Function to create an ensemble of multiple fitted models

Ensemble models calculated on multiple models have often been shown to outcompete any single model in comparative assessments (Valavi et al. 2022).

This function creates an ensemble of multiple provided distribution models fitted with the ibis.iSDM-package. Each model has to have estimated predictions with a given method and optional uncertainty in form of the standard deviation or similar. Through the layer parameter it can be specified which part of the prediction should be averaged in an ensemble. This can be for instance the mean prediction and/or the standard deviation sd. See Details below for an overview of the different methods.

Also returns a coefficient of variation (cv) as output of the ensemble, but note this should not be interpreted as measure of model uncertainty as it cannot capture parameter uncertainty of individual models; rather it reflects variation among predictions which can be due to many factors including simply differences in model complexity.

Usage

ensemble(
  ...,
  method = "mean",
  weights = NULL,
  min.value = NULL,
  layer = "mean",
  normalize = FALSE,
  uncertainty = "cv",
  point = NULL,
  field_occurrence = "observed",
  apply_threshold = TRUE
)

# S4 method for class 'ANY'
ensemble(
  ...,
  method = "mean",
  weights = NULL,
  min.value = NULL,
  layer = "mean",
  normalize = FALSE,
  uncertainty = "cv",
  point = NULL,
  field_occurrence = "observed",
  apply_threshold = TRUE
)

Arguments

...: Provided DistributionModel or SpatRaster objects.
method: Approach on how the ensemble is to be created. See details for available options (Default: 'mean').
weights: (Optional) weights provided to the ensemble function if weighted means are to be constructed (Default: NULL).
min.value: A optional numeric stating a minimum value that needs to be surpassed in each layer before calculating and ensemble (Default: NULL).
layer: A character of the layer to be taken from each prediction (Default: 'mean'). If set to NULL ignore any of the layer names in ensembles of SpatRaster objects.
normalize: logical on whether the inputs of the ensemble should be normalized to a scale of 0-1 (Default: FALSE).
uncertainty: A character indicating how the uncertainty among models should be calculated. Available options include "none", the standard deviation ("sd"), the average of all PCA axes except the first "pca", the coefficient of variation ("cv", Default) or the range between the lowest and highest value ("range").
point: A sf object containing observational data used for model training. Used for method 'superlearner' only (Default: NULL).
field_occurrence: A character location of biodiversity point records (Default: 'observed').
apply_threshold: A logical flag (Default: TRUE) specifying whether threshold values should also be created via "method". Only applies and works for DistributionModel and thresholds found.

Value

A SpatRaster object containing the ensemble of the provided predictions specified by method and a coefficient of variation across all models.

Details

Possible options for creating an ensemble includes:

'mean' - Calculates the mean of several predictions.
'median' - Calculates the median of several predictions.
'max' - The maximum value across predictions.
'min' - The minimum value across predictions.
'mode' - The mode/modal values as the most commonly occurring value.
'weighted.mean' - Calculates a weighted mean. Weights have to be supplied separately (e.g. TSS).
'min.sd' - Ensemble created by minimizing the uncertainty among predictions.
'threshold.frequency' - Returns an ensemble based on threshold frequency (simple count). Requires thresholds to be computed.
'pca' - Calculates a PCA between predictions of each algorithm and then extract the first axis (the one explaining the most variation).
'superlearner' - Composites two predictions through a 'meta-model' fitted on top (using a glm by default). Requires binomial data in current Setup.

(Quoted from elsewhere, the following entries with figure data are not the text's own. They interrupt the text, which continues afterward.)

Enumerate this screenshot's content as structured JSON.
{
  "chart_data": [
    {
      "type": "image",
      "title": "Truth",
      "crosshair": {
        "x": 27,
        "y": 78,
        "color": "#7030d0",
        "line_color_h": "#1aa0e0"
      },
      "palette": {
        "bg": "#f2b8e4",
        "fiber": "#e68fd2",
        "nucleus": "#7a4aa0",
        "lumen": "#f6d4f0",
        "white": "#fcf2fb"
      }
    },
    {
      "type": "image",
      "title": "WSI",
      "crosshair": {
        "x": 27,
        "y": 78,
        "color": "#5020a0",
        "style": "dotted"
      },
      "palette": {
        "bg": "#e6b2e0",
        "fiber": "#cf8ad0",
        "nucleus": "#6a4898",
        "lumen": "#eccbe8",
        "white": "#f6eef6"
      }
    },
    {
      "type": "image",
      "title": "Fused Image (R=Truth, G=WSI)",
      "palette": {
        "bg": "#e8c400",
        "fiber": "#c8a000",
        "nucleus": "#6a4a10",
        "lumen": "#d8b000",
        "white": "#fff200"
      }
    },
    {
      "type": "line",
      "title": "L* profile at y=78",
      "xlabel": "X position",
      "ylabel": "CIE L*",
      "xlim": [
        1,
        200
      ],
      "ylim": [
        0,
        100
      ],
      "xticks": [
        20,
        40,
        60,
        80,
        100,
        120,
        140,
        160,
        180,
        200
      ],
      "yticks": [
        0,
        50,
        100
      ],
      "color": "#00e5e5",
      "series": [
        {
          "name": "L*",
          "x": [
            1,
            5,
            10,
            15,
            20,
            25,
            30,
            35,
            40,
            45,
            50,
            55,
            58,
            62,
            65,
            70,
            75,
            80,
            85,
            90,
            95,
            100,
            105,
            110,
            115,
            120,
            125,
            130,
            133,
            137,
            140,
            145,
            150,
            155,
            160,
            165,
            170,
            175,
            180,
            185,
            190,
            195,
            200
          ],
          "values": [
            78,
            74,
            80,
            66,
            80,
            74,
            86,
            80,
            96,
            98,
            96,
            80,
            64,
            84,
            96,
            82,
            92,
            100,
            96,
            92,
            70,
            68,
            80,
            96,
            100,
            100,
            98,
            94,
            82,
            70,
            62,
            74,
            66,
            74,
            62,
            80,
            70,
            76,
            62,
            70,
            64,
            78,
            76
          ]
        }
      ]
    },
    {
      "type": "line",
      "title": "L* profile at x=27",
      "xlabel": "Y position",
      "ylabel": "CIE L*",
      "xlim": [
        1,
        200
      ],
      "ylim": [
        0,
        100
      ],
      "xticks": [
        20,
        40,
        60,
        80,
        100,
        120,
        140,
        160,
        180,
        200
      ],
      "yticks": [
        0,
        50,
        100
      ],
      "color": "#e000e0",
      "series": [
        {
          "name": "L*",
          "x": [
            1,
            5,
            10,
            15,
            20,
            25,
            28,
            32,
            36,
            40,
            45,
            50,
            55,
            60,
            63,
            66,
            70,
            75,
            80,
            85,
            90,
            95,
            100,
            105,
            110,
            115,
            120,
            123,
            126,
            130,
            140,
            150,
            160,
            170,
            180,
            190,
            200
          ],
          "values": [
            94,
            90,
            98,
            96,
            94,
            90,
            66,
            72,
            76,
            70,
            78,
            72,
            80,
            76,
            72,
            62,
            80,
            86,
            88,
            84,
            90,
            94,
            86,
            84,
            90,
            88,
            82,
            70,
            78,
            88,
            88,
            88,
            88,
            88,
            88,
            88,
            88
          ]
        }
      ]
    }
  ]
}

In addition to the different ensemble methods, a minimal threshold (min.value) can be set that needs to be surpassed for averaging. By default this option is not used (Default: NULL).

Note by default only the band in the layer parameter is composited. If supported by the model other summary statistics from the posterior (e.g. 'sd') can be specified.

Note

If a list is supplied, then it is assumed that each entry in the list is a fitted DistributionModel object. Take care not to create an ensemble of models constructed with different link functions, e.g. logistic vs log. In this case the "normalize" parameter has to be set.

References

Valavi, R., Guillera‐Arroita, G., Lahoz‐Monfort, J. J., & Elith, J. (2022). Predictive performance of presence‐only species distribution models: a benchmark study with reproducible code. Ecological Monographs, 92(1), e01486.

Examples

# Method works for fitted models as well as as rasters
r1 <- terra::rast(nrows = 10, ncols = 10, res = 0.05, xmin = -1.5,
 xmax = 1.5, ymin = -1.5, ymax = 1.5, vals = rnorm(3600,mean = .5,sd = .1))
r2 <- terra::rast(nrows = 10, ncols = 10, res = 0.05, xmin = -1.5,
 xmax = 1.5, ymin = -1.5, ymax = 1.5, vals = rnorm(3600,mean = .5,sd = .5))
names(r1) <- names(r2) <- "mean"

# Assumes previously computed predictions
ex <- ensemble(r1, r2, method = "mean")

terra::plot(ex)